The RDF publication relies among other things on the correct identification of different resources through Permanent Unique Identifier (PUI), either URIs or DOIs. Therefore, adding a correct set of URI’s to the key resources is mandatory. However loose PUIs are acceptable for some resources, e.g. dataset unique ID (DUID), which unicity is ensured only in the dataset namespace. The resources that need Unique Identifiers are :

  • Dataset. Mandatory. Ideally a DOI registered at datacite.
  • Studies. Mandatory. Simple URI, not necesserally dereferencable.
  • Observation variables. Mandatory. URIs or ID taken from ontologies.
  • Plant material/Germplasm. Mandatory. Simple URI, not necessarily dereferencable or ideally a DOI following the MCPD recommendations.
  • Treatment. Not mandatory, dataset DUID which can be generated on the fly.
  • Observation unit, like plots or individuals in the experiment. Not mandatory, dataset DUID which can be generated on the fly.

Data transformation

The full documentation of this tool is available on github.com/gnpis.

JSON Extraction process

This ETL first extracts BrAPI data in a hierarchical pattern described in the config.json file under "brapi_calls" section. In this configuration, each BrAPI entity can have “children” entities that can be extracted using identifiers contained in the parent entity.
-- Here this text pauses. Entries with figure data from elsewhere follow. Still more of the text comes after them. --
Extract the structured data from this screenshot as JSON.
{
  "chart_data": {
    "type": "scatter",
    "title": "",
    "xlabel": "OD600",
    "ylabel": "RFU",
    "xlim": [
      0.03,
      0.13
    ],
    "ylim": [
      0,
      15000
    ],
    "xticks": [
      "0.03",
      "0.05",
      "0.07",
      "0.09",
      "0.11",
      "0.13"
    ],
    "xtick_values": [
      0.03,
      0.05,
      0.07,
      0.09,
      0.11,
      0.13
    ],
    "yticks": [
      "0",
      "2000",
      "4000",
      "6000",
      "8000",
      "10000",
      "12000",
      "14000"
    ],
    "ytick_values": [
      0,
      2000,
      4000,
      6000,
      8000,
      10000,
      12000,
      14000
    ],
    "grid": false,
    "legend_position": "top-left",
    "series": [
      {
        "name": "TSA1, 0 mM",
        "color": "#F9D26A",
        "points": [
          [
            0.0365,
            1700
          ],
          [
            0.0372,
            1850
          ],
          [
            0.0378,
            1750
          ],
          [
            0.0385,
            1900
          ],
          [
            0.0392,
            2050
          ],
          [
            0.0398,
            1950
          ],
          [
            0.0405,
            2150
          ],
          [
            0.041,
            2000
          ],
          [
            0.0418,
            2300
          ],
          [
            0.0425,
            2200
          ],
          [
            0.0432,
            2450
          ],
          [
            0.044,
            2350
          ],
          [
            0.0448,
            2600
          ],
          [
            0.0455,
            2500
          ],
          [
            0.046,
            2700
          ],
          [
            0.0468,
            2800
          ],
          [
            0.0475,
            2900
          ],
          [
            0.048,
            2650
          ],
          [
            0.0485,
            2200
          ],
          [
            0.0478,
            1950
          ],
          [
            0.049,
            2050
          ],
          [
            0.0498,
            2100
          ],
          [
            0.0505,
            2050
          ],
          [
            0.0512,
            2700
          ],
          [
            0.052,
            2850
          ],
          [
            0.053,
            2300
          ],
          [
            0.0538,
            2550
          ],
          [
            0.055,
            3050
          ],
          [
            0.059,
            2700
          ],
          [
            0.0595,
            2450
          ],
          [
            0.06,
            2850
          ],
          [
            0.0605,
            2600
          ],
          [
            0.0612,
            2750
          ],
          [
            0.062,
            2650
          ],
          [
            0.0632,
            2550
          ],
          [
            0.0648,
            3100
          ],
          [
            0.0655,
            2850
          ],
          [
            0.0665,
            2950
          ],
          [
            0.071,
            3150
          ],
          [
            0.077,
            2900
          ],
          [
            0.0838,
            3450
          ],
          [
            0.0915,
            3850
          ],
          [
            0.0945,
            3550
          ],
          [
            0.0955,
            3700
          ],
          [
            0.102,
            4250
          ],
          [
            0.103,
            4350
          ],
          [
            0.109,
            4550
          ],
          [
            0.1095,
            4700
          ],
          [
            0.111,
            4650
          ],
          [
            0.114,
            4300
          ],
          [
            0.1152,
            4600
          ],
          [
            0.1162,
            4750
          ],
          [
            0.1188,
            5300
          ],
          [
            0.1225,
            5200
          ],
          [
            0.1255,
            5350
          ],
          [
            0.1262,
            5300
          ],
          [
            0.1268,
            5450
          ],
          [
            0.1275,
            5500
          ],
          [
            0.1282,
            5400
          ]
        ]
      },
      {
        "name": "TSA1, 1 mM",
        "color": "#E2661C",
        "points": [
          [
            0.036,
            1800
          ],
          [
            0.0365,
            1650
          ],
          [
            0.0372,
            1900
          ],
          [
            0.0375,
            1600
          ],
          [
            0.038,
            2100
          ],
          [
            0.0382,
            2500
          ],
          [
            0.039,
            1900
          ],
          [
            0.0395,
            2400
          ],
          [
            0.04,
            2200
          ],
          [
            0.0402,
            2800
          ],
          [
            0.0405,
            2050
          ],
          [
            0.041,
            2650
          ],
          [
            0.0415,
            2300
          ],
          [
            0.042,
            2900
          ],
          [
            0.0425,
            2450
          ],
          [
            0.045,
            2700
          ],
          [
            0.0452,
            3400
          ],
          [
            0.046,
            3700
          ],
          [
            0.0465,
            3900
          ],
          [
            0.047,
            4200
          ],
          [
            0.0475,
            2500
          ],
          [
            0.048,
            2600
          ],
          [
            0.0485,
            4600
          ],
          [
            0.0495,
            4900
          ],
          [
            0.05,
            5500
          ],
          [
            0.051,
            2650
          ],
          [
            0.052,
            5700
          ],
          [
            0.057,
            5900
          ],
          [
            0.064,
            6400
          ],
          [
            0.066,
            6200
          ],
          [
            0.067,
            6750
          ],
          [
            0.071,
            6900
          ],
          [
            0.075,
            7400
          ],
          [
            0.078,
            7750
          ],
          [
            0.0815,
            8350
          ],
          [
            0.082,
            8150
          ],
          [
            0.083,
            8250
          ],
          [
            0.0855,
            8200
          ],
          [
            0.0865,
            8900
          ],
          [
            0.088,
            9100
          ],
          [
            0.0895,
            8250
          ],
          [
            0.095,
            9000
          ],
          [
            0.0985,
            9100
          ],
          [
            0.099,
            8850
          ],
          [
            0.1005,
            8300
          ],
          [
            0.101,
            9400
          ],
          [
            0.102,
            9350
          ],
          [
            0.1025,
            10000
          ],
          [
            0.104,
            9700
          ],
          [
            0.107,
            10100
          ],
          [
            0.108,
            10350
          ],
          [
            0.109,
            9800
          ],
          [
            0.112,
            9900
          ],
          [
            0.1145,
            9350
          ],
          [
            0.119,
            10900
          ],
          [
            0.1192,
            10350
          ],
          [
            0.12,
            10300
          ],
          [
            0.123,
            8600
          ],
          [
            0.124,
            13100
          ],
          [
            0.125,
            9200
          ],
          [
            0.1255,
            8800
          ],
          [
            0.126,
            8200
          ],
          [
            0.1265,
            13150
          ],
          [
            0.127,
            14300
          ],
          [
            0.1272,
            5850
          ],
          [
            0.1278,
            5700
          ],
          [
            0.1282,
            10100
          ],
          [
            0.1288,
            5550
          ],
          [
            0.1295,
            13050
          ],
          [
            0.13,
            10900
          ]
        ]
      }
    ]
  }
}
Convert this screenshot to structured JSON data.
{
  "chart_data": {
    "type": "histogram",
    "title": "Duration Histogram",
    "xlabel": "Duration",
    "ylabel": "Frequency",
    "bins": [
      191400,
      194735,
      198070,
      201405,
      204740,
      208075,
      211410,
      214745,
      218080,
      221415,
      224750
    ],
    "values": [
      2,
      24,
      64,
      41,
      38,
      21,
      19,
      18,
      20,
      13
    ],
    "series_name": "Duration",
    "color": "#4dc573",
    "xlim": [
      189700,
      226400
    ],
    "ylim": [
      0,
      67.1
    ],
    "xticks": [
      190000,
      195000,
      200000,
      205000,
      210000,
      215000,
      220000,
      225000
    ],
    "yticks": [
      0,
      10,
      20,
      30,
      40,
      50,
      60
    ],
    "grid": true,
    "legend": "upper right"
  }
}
The result of this extraction is a set of JSON files containing the whole dataset.

For example, when extracting a study, the location of this study can be extracted using location details call and the location identifier in the study JSON data. This hierarchical extraction can be used to extract only a specific data set from a BrAPI endpoint and helps checking links between BrAPI JSON objects using their identifiers.
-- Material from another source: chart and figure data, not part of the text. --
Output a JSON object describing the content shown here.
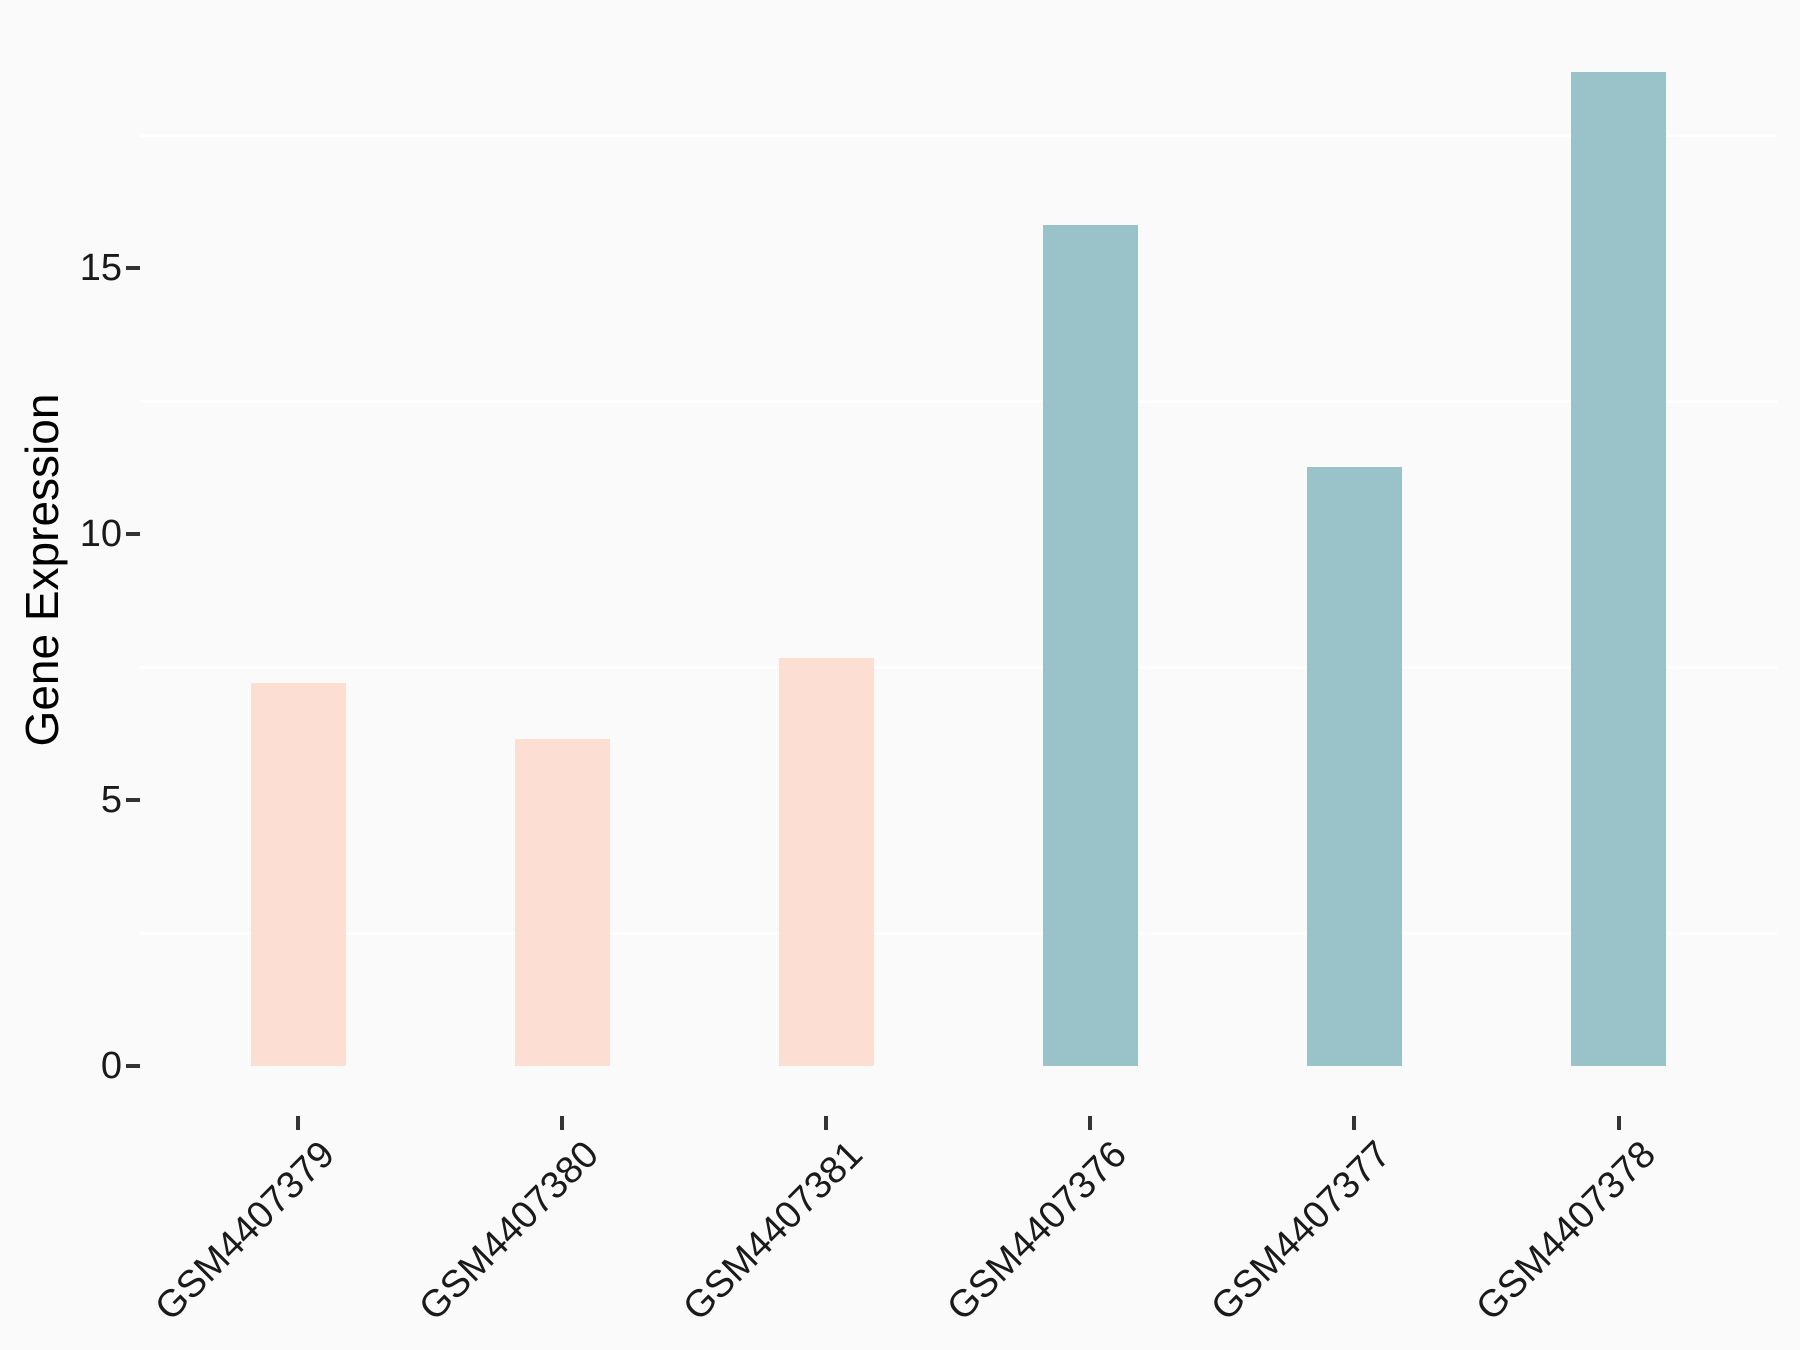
{
  "chart_data": {
    "type": "bar",
    "title": "",
    "xlabel": "",
    "ylabel": "Gene Expression",
    "categories": [
      "GSM4407379",
      "GSM4407380",
      "GSM4407381",
      "GSM4407376",
      "GSM4407377",
      "GSM4407378"
    ],
    "values": [
      7.2,
      6.15,
      7.67,
      15.81,
      11.26,
      18.68
    ],
    "bar_colors": [
      "#fcdfd2",
      "#fcdfd2",
      "#fcdfd2",
      "#99c3c8",
      "#99c3c8",
      "#99c3c8"
    ],
    "group_colors": {
      "pink_group": "#fcdfd2",
      "teal_group": "#99c3c8"
    },
    "yticks": [
      0,
      5,
      10,
      15
    ],
    "minor_gridlines": [
      2.5,
      7.5,
      12.5,
      17.5
    ],
    "ylim": [
      0,
      19.6
    ],
    "grid": "minor horizontal white lines only",
    "legend": "none",
    "background_color": "#fafafa",
    "gridline_color": "#ffffff",
    "tick_mark_color": "#333333",
    "text_color": "#1a1a1a",
    "x_label_rotation_deg": 45
  }
}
RDF Transformation process

This step transforms the extracted JSON in RDF.

The transformation process is composed of two distinct steps. First, the JSON-LD annotation and URI generation to the BrAPI JSON are applied. The second step converts the resulting JSON-LD files into RDF turtle that can easily be loaded into Virtuoso.

PUI and DUID handling

The transformation of BrAPI data to RDF can be difficult because URIs are rarely used to identify BrAPI data. To solve this problem, two solutions are available in this ETL. Either the BrAPI endpoint provides a PUI field for its data or the PUI is generated from the BrAPI URL, the entity name and the entity identifier.
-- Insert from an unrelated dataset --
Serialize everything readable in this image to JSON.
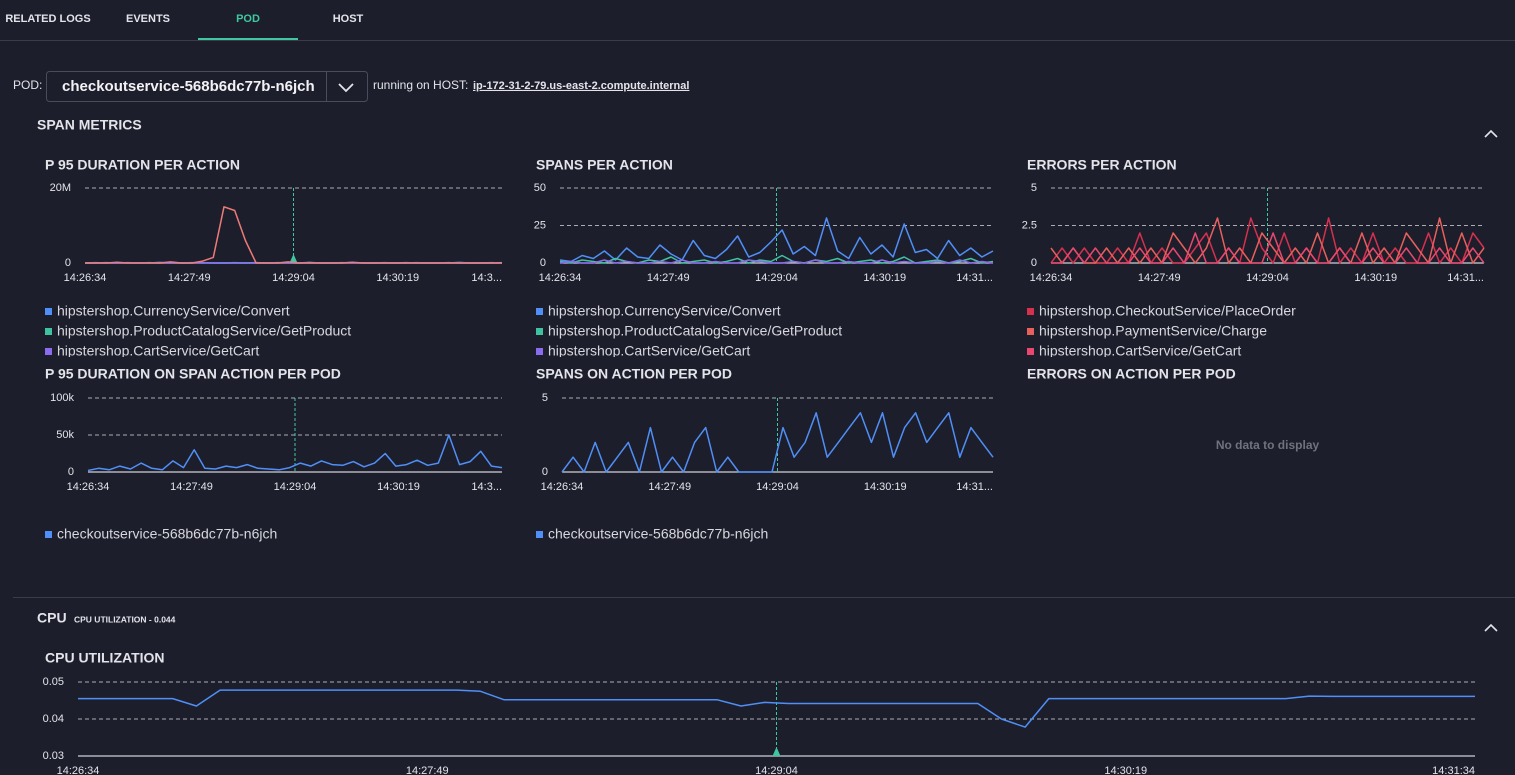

For the PUI field, we took the convention used in the “germplasm” calls.

For locations, you can provide a “locationPUI” field. For study, you should provide a “studyPUI” field. And so on, and so forth.

If no PUI fields are provided, the URI is generated using the following pattern: {brapi_url}/{brapi_entity}/{entity_id}.

For example, if the location “foo42” is extracted from the “URGI” institution, the generated URI will look like: https://urgi.versailles.inra.fr/GnpISCore-srv/brapi/v1/locations/foo42.

RDF conversion

This conversion is achieved by applying the JSON-LD context, which is maintained and fully described here. In order to easily integrate the BrAPI RDF data, the last transformation step is to convert the JSON-LD files into the RDF turtle format. This transformation is a straightforward conversion from one RDF format to another.

The OWL model defining all the RDF classes and properties is also converted to RDF turtle so that is can be integrated alongside the actual data.

Once generated, the RDF data can be loaded in a SPARQL endpoint with the help of the BrAPI-extract-index-prototype toolkit. This latter one allows to execute the whole transformation process :

# Extract brapi data
python2 main.py extract brapi

# Tansform brapi data to RDF (with JSON-LD as a intermediary format)
python2 main.py transform rdf

# Index data in Virtuoso:
python2 main.py load virtuoso

The latest version of the full documentation is maintained on github.